Desde que assumi a minha homossexualidade de forma pública, apesar de toda a gente dizer “já sabia” (é interessante como toda a gente sabe sobre tudo e mais alguma coisa), que a vida tem dado uma volta enorme, ou talvez não. A verdade é que eu sinto uma enorme liberdade em não ter que andar escondido (apesar de não o fazer muito), em poder escrever e partilhar sobre tudo o que quero e sinto. Não sou, na verdade, nenhum ativista que anda de bandeira ao peito, mas sei fazer muito bem o meu papel de “bicha” (termo que nós homossexuais podemos usar mas que quem está fora do mundo LGBT não pode, pois é considerado uma ofensa).
Apesar de toda esta liberdade e de, com os pés bem assentes na terra, afirmar que sou gay, viver dentro desta suposta comunidade não é algo fácil. Penso que já se devem ter escrito mil teses e mil palavras sobre este assunto, mas é algo que ainda está presente nesta suposta comunidade. Ser-se gay não é fácil, ao contrário do que muitos pensam. Tudo aquilo que irei escrever nos próximos parágrafos é sobre a minha experiência e não quer dizer que todos se sintam de forma igual.

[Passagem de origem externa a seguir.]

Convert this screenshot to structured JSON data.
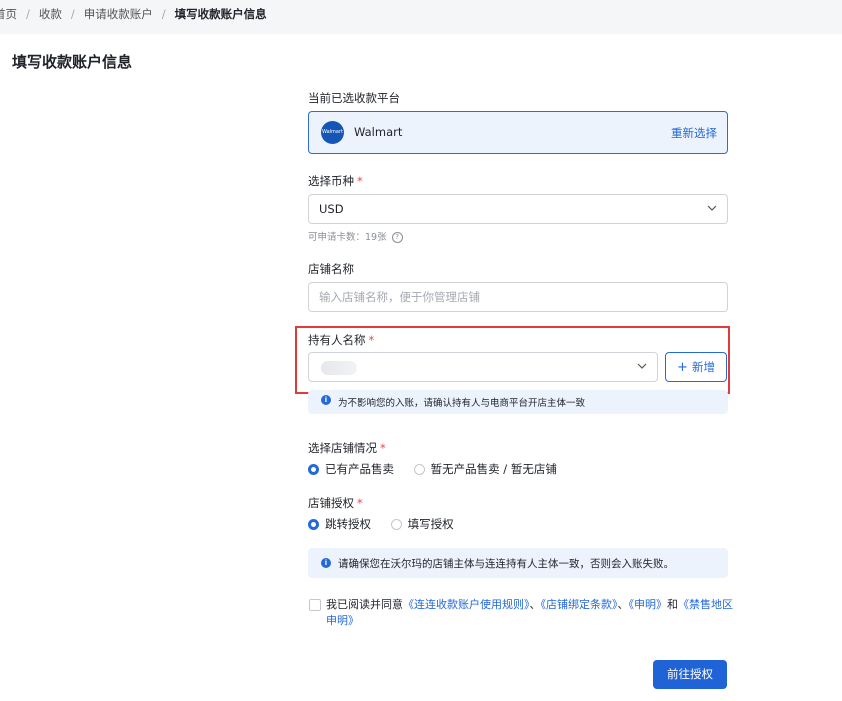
{
  "breadcrumb": {
    "items": [
      "首页",
      "收款",
      "申请收款账户",
      "填写收款账户信息"
    ]
  },
  "page": {
    "title": "填写收款账户信息"
  },
  "platform": {
    "label": "当前已选收款平台",
    "logo_text": "Walmart",
    "name": "Walmart",
    "reselect": "重新选择"
  },
  "currency": {
    "label": "选择币种",
    "required": "*",
    "value": "USD",
    "helper": "可申请卡数：19张",
    "help_icon": "?"
  },
  "store_name": {
    "label": "店铺名称",
    "placeholder": "输入店铺名称，便于你管理店铺"
  },
  "holder": {
    "label": "持有人名称",
    "required": "*",
    "add_label": "新增",
    "add_plus": "+",
    "notice": "为不影响您的入账，请确认持有人与电商平台开店主体一致",
    "info_icon": "i"
  },
  "store_status": {
    "label": "选择店铺情况",
    "required": "*",
    "options": [
      "已有产品售卖",
      "暂无产品售卖 / 暂无店铺"
    ],
    "selected": 0
  },
  "store_auth": {
    "label": "店铺授权",
    "required": "*",
    "options": [
      "跳转授权",
      "填写授权"
    ],
    "selected": 0,
    "notice": "请确保您在沃尔玛的店铺主体与连连持有人主体一致，否则会入账失败。",
    "info_icon": "i"
  },
  "agreement": {
    "prefix": "我已阅读并同意",
    "link1": "《连连收款账户使用规则》",
    "sep1": "、",
    "link2": "《店铺绑定条款》",
    "sep2": "、",
    "link3": "《申明》",
    "and": "和",
    "link4": "《禁售地区申明》"
  },
  "submit": {
    "label": "前往授权"
  },
  "colors": {
    "primary": "#2469d8",
    "highlight": "#e03a3a",
    "notice_bg": "#edf3fd"
  }
}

Para se ser gay tem de se corresponder a um certo tipo de parâmetros, pelos quais a sociedade nos arruma na gaveta da homossexualidade. Para se ser gay é preciso ter uma certa feminilidade, aqueles “tiques” certos. É preciso usar-se o tipo certo de roupa, ter aquele tipo de timbre certo, andar sempre rodeado de mulheres e adorar compras. É preciso ter-se aquela amiga que conhece outro gay e que acha que são o casal ideal, que se é super sensível e chora por tudo. Para se ser gay também é preciso ter-se aquele tipo de profissão. Caso não se preencham estes requisitos, ninguém desconfia da homossexualidade de ninguém e depois quando saem do armário é sempre uma enorme surpresa (sim, ainda é preciso sair-se do armário).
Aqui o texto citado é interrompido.